Dearie, who is the third-party lawyer appointed to filter out any
privileged material from the
Mar-a-Lago raid stash, argued an initial log the Trump team provided him was slim on details, making it difficult for him to adjudicate whether he should shield the material in question from the Justice Department's investigation of Trump's handling of documents.
It’s a little perplexing as I go through the log,” Dearie explained during the call, the
New York Times reported. “What’s the expression — ‘Where’s the beef?’ I need some beef.”
The Tuesday call with lawyers from both sides largely centered around a subset of documents that the DOJ separated from the main batch by the department's in-house filter team, according to the report. The call could preview additional points of friction between Dearie and Trump's team when they move on to the rest of the document trove.
Dearie said Trump's team should give the names of lawyers connected to material they deem protected via attorney-client privilege, per the report. At one point, he also criticized both sides for failing to resolve minor disputes among themselves.
He cited an example of a letter that had been found at Mar-a-Lago addressed to the DOJ, but the agency declined to say whether there was such a receipt.
“I don’t want to be dealing with nonsense objections, nonsense assertions, especially when I have one month to deal with who knows how many assertions,” Dearie said,
per CNN.
Another example he raised was a document about Trump's personal property, which Trump's team insisted was protected by executive privilege — an assertion usually reserved for presidential material.

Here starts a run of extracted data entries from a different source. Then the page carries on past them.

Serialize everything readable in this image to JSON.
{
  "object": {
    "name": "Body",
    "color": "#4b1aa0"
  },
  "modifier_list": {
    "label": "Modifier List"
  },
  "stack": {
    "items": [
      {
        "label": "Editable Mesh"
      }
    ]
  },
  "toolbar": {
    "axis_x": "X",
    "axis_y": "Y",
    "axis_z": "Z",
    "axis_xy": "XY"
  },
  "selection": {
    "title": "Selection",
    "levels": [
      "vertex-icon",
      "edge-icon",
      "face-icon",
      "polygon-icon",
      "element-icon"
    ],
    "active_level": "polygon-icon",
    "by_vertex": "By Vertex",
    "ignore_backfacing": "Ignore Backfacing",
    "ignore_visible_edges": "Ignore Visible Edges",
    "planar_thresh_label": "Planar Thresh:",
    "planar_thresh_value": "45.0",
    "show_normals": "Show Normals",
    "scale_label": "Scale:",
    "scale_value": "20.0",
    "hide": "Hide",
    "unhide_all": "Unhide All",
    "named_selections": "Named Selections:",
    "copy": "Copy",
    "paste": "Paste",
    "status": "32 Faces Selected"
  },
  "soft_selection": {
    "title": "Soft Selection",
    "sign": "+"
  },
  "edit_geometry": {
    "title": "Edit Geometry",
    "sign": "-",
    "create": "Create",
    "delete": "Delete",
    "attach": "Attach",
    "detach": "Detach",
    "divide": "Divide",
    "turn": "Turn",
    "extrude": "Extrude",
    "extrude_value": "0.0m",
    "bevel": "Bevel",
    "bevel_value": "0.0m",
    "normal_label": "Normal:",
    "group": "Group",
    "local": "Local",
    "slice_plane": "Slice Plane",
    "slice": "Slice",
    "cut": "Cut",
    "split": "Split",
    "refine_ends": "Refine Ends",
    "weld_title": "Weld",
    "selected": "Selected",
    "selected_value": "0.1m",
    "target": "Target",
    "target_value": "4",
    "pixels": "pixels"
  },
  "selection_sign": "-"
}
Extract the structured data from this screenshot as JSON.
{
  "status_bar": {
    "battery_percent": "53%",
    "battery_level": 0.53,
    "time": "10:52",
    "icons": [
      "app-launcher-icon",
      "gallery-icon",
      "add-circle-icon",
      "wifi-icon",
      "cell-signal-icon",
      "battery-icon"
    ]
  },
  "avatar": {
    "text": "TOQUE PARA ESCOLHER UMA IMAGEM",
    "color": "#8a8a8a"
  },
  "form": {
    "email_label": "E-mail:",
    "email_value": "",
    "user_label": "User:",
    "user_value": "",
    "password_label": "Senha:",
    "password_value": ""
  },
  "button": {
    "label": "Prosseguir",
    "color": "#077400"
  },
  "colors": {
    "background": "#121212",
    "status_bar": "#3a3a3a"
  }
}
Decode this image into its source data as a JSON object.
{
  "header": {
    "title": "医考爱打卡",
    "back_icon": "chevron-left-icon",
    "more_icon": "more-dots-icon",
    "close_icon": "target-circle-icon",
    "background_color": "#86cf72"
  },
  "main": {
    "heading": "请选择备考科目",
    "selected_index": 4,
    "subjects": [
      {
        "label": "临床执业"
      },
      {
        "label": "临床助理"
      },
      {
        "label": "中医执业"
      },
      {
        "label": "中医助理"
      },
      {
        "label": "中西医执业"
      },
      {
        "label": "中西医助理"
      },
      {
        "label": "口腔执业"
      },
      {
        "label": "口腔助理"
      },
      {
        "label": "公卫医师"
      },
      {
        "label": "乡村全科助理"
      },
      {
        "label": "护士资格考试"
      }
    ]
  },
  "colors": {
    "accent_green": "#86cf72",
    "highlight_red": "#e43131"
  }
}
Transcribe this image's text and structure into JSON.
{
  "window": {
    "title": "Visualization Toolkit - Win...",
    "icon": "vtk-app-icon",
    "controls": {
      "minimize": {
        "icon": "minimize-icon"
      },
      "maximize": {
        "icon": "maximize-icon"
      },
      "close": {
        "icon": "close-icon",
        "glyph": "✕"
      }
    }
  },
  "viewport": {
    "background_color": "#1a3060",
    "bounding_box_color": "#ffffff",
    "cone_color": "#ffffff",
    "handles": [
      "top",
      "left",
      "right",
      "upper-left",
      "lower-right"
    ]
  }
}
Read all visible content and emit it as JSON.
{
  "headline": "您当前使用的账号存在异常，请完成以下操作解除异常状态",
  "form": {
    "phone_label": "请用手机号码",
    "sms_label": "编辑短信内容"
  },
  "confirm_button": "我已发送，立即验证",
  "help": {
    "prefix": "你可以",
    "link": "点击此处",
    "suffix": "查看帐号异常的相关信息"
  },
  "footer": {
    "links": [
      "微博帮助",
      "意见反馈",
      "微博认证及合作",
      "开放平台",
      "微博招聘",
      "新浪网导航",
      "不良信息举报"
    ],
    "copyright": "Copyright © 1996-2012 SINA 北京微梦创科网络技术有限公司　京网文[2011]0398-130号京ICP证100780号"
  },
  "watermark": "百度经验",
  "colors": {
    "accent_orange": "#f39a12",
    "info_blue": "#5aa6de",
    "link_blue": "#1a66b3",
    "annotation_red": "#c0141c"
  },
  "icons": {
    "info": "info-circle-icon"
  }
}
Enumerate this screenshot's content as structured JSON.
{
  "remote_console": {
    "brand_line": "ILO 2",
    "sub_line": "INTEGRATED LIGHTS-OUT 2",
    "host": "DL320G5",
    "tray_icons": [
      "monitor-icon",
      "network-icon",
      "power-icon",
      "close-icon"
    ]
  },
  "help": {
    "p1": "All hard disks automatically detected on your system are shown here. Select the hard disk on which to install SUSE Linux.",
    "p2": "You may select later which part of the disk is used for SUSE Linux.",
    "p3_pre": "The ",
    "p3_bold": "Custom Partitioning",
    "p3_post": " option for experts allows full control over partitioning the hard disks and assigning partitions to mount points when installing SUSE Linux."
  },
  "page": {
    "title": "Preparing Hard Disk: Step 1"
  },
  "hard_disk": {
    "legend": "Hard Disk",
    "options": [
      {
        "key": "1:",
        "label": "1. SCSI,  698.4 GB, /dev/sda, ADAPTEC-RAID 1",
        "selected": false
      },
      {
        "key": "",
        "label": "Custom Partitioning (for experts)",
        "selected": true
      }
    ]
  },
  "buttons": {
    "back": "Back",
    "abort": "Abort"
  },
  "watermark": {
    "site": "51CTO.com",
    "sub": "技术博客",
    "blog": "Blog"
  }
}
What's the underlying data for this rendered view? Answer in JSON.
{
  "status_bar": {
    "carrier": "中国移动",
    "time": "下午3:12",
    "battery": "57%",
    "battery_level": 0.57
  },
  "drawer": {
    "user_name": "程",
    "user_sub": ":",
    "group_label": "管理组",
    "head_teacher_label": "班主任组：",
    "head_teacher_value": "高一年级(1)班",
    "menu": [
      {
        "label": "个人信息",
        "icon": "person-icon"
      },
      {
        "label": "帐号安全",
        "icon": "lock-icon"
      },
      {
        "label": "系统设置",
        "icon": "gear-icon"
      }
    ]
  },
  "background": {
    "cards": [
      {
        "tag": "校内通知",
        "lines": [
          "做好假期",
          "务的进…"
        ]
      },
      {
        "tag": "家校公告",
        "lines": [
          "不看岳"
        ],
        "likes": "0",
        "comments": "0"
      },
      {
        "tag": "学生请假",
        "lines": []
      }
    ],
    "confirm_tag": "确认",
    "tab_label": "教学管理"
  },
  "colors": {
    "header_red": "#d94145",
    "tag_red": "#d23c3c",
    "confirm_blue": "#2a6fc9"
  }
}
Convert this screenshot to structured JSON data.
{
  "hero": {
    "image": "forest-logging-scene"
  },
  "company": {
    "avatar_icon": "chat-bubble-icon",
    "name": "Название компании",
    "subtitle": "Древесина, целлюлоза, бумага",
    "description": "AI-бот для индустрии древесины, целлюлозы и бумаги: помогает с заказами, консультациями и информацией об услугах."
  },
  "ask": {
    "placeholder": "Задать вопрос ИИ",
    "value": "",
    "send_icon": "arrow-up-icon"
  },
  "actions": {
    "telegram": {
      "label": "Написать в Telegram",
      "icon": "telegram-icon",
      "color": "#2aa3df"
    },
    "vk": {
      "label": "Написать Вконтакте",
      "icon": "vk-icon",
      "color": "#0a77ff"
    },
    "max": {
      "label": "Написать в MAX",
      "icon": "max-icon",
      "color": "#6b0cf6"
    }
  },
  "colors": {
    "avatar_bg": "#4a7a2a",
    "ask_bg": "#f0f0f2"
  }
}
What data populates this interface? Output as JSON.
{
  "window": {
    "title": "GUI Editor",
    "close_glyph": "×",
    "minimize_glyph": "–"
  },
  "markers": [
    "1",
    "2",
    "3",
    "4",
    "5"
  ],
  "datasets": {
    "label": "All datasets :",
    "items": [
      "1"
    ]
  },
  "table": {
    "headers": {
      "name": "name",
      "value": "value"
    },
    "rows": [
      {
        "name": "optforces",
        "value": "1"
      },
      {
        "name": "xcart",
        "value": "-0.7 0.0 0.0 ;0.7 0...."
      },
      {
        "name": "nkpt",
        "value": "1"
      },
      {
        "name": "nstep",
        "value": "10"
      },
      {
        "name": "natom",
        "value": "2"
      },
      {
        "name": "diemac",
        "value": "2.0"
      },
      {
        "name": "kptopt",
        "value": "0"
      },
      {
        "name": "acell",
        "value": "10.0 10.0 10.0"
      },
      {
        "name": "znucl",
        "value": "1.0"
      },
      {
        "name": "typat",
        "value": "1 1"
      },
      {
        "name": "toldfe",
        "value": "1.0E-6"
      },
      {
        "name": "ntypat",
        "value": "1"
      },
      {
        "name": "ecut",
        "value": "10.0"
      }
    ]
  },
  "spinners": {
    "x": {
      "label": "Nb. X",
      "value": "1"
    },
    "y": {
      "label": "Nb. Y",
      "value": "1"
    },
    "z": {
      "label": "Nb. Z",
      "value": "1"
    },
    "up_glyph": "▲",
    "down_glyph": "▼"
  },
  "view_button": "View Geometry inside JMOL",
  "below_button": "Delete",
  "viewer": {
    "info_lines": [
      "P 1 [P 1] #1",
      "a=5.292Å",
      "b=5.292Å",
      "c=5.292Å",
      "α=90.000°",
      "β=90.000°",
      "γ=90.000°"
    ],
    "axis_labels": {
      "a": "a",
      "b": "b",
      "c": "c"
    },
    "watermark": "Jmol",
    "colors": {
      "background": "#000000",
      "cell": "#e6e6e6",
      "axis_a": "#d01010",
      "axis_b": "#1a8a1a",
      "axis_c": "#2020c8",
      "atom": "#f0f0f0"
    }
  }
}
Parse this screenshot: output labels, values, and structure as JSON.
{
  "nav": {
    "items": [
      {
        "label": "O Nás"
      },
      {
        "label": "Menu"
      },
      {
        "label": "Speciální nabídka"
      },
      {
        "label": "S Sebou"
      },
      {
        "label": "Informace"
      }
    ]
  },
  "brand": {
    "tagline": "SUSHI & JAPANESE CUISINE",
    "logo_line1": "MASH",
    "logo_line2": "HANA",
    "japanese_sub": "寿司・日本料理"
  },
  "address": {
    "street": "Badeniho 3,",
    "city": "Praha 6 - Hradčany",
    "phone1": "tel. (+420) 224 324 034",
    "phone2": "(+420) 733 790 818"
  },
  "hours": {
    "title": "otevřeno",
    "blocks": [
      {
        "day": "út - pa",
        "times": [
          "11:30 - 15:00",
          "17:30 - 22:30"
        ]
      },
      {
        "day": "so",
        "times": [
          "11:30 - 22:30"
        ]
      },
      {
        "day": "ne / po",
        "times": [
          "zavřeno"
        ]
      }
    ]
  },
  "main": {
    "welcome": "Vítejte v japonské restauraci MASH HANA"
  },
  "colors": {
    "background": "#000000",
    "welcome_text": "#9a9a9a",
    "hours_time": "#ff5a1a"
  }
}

“Unless I’m wrong, and I’ve been wrong before, there’s certainly an incongruity there,” Judge Dearie quipped, per CNN.
Dearie was appointed to the post by U.S. District Judge Aileen Cannon, a Trump appointee who approved the former president's request for a special master to evaluate the document trove. The DOJ is appealing that decision. A prior court order set a mid-December deadline for him to make decisions on the documents.
Both sides are reportedly expected to make most of their privilege claims by the middle of next month.
The two sides have
clashed on several occasions since the special master's appointment. Dearie's review remains ongoing while the legal challenges against the special master appointment play out in court.